François Bayrou lui, considère que ces mesures budgétaires ne sont pas à la hauteur de la gravité de la situation de la dette française. « C’est un plan de rustines », a expliqué le candidat du Modem.« On va mettre des taxes sur les sodas, augmenter le prix du tabac pour la millième fois, raboter ici ou là… »
Seuls le parti majoritaire et certains éditorialistes applaudissent les mesures, comme Gaëtan de Capèle qui souligne, dans Le Figaro, « le réalisme et le pragmatisme » dont fait preuve le gouvernement « dans des circonstances difficiles ».
En Europe, où les plans d’austérité se succèdent – à Rome, à Lisbonne ou à Athènes – on dénonce aussi un plan d’austérité « pas à la hauteur », comparant avec étonnement le dégagement sur deux ans de 12 milliards d’euros au déficit abyssal national, qui devrait atteindre 100 milliards fin 2011. « La rigueur de Paris paraît pâle face aux 45 milliards d’économies annoncés ce mois par Rome », commente Frédéric Lelièvre dans le quotidien suisse Le Temps. « L’Italie sent davantage la pression du marché, mais les taux d’intérêt payés par la France ne cessent eux aussi d’augmenter. »

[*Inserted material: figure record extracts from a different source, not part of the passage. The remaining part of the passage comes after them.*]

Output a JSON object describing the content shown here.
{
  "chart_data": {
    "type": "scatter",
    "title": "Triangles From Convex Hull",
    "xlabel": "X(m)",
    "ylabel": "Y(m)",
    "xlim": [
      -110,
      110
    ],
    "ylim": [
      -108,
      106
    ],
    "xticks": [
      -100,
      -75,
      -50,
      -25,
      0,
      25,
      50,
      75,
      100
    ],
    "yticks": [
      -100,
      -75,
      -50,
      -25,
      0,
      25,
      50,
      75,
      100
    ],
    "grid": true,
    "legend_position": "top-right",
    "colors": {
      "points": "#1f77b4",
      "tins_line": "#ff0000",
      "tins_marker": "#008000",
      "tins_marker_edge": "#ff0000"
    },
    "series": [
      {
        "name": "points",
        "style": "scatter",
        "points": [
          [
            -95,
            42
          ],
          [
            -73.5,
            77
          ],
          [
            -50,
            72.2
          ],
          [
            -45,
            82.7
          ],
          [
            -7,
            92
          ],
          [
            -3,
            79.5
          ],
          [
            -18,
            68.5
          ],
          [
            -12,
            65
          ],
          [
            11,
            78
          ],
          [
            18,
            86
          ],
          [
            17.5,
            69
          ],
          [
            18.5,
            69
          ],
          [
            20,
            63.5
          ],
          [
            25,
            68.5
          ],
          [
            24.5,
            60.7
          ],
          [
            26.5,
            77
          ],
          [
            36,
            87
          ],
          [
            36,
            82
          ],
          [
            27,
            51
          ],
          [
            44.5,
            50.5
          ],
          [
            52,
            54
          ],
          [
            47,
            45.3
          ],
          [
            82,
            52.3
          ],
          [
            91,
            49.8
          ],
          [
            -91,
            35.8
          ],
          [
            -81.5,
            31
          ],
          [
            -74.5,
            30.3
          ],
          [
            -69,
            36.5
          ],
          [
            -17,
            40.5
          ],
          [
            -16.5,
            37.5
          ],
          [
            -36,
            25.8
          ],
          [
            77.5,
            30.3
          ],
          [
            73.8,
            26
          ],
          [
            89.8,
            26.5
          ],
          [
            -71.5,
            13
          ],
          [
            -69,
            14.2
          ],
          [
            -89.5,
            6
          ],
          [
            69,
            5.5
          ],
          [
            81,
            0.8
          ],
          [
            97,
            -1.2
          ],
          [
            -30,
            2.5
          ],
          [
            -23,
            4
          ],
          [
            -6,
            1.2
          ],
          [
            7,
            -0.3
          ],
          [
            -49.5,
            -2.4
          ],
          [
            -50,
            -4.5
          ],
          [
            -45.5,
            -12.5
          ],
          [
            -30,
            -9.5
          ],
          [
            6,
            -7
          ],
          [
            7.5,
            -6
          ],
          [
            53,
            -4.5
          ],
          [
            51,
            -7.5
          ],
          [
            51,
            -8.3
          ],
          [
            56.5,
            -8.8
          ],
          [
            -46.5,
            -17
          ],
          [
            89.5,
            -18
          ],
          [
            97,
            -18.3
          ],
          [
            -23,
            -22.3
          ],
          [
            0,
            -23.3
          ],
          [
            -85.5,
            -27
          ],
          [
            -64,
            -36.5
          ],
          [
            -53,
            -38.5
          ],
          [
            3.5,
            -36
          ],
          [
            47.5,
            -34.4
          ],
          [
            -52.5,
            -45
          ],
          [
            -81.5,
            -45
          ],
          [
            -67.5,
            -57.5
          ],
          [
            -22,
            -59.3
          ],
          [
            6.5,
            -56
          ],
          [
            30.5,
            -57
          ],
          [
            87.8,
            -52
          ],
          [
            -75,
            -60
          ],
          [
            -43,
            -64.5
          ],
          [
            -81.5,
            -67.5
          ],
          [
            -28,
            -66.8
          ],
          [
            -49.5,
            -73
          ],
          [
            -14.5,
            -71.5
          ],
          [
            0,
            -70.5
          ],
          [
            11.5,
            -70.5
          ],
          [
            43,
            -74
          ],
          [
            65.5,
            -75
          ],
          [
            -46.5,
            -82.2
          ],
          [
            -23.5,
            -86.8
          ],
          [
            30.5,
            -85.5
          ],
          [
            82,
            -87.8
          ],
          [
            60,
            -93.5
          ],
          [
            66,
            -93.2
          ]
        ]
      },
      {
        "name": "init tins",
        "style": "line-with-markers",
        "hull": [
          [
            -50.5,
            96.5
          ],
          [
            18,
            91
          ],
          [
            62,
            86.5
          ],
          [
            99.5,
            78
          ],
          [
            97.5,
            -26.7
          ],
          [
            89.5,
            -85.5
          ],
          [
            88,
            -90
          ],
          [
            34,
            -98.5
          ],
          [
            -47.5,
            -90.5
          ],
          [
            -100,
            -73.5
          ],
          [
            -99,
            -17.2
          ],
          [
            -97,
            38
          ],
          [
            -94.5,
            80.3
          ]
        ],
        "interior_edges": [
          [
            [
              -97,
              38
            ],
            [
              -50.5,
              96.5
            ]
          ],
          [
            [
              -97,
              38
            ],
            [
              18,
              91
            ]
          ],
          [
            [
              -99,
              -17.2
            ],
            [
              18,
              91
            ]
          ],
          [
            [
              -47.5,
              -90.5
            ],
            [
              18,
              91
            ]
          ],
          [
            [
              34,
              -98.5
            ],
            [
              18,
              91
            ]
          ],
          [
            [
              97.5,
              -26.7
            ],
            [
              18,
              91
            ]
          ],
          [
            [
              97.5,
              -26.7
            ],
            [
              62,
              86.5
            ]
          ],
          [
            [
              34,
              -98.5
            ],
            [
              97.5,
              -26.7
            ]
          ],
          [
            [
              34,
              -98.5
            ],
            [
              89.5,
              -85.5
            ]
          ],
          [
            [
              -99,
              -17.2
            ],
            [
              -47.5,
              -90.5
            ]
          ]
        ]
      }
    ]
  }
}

En Espagne, où un durcissement de la rigueur devrait également être voté fin août, la correspondante à Paris d’ El País estime que la réforme française est « plus symbolique qu’autre chose », tandis que l’éditorialiste du quotidien assure qu’une telle « augmentation de la pression fiscale est une voie valable », quoique de telles décisions devraient être « harmonisées dans la zone euro ».